Sulaym ibn Qays al-Hilālī al-ʿĀmirī (Arabic: سليم بن قيس‎‎) was, according to Shia Muslim tradition, one of the companions of Ali towards the end of the latter's life. Sulaym was also said to be a loyal companion of Ali's sons Hasan and Husayn, the latter's son Ali Zayn al-'Abidin, and Muhammad al-Baqir. He reportedly authored the well-known book, Kitab Sulaym ibn Qays (The Book of Sulaym ibn Qays). Shia scholarship view Sulaym as "an anti-Umayyad" because of his love for the Ahl al-Bayt (household of Muhammad) and the "documentation" of the Event of Saqifah in his book.

Much of the information about Sulaym comes from Shia Muslim tradition. According to modern historian Mokhtar Djebeli, "the very existence of this man, and his work, should be regarded with caution, since apart from Ibn al-Nadim ... only a few Shi'is mention him, and then only in a very terse and laconic fashion". Ibn al-Nadim himself, as well as later biographers including al-Tusi, relied on the Alid writer Ali ibn Ahmad al-Aqiq (d. 911). The Shafi'i scholar Ibn Abi'l-Hadid, who was fully versed in Shi'a literature, questioned Sulaym's existence, claiming "he had heard" certain Twelver Shi'a scholars assert that Sulaym was "pure invention of the imagination" and "his alleged book being nothing but the apocryphal work of a forger".
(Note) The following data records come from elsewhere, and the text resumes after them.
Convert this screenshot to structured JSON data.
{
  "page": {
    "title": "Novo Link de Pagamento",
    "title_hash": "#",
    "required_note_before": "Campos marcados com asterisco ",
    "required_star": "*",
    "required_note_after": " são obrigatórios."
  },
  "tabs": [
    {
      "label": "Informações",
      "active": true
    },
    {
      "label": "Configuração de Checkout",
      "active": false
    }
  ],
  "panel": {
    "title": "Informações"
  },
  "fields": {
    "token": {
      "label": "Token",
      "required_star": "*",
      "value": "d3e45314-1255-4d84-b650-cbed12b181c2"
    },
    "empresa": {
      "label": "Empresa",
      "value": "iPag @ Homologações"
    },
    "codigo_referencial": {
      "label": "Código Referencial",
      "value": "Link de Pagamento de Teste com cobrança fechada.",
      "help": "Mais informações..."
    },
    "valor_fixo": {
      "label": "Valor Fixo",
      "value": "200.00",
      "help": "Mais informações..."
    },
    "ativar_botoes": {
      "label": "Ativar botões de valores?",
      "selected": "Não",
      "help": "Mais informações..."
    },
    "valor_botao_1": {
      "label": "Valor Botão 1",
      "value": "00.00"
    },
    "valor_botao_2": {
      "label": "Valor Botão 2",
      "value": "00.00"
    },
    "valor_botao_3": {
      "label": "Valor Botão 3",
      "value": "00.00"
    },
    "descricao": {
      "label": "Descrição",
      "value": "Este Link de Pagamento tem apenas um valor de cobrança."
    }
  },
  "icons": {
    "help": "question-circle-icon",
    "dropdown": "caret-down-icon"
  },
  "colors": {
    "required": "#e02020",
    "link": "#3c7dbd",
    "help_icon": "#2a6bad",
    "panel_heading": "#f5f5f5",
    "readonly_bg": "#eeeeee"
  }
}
The Twelver scholars Ahmad ibn Ubayda (d. 941) and Abu Abd Allah al-Ghadhanfari (d. 1020) based their denial of the existence of Sulaym's book on three factors: a segment in the book indicates there were thirteen imams instead of the traditionally held twelve; another segment states Muhammad ibn Abu Bakr condemned his dying father Abu Bakr despite Muhammad being a three-year-old child; and the book was allegedly solely transmitted to Aban ibn Abi Ayyash, despite the fact that the latter was only fourteen-years-old. However, the prominent Twelver scholar al-Hilli rejected theories about Sulaym's non-existence, though Djebli asserts al-Hilli's "arguments were too unconvincing to sweep away such doubts". Nonetheless, later Shi'a biographers produced al-Hilli's arguments verbatim, and Sulaym's book is considered by Shi'a scholars as among the oldest sources of Shi'a thought and superior to the much later four works of Sunni tradition, namely the Ṣaḥīḥ al-Bukhārī, Ṣaḥīḥ Muslim, Musnad Ibn Ḥanbal and Muwaṭṭaʾ Imām Mālik.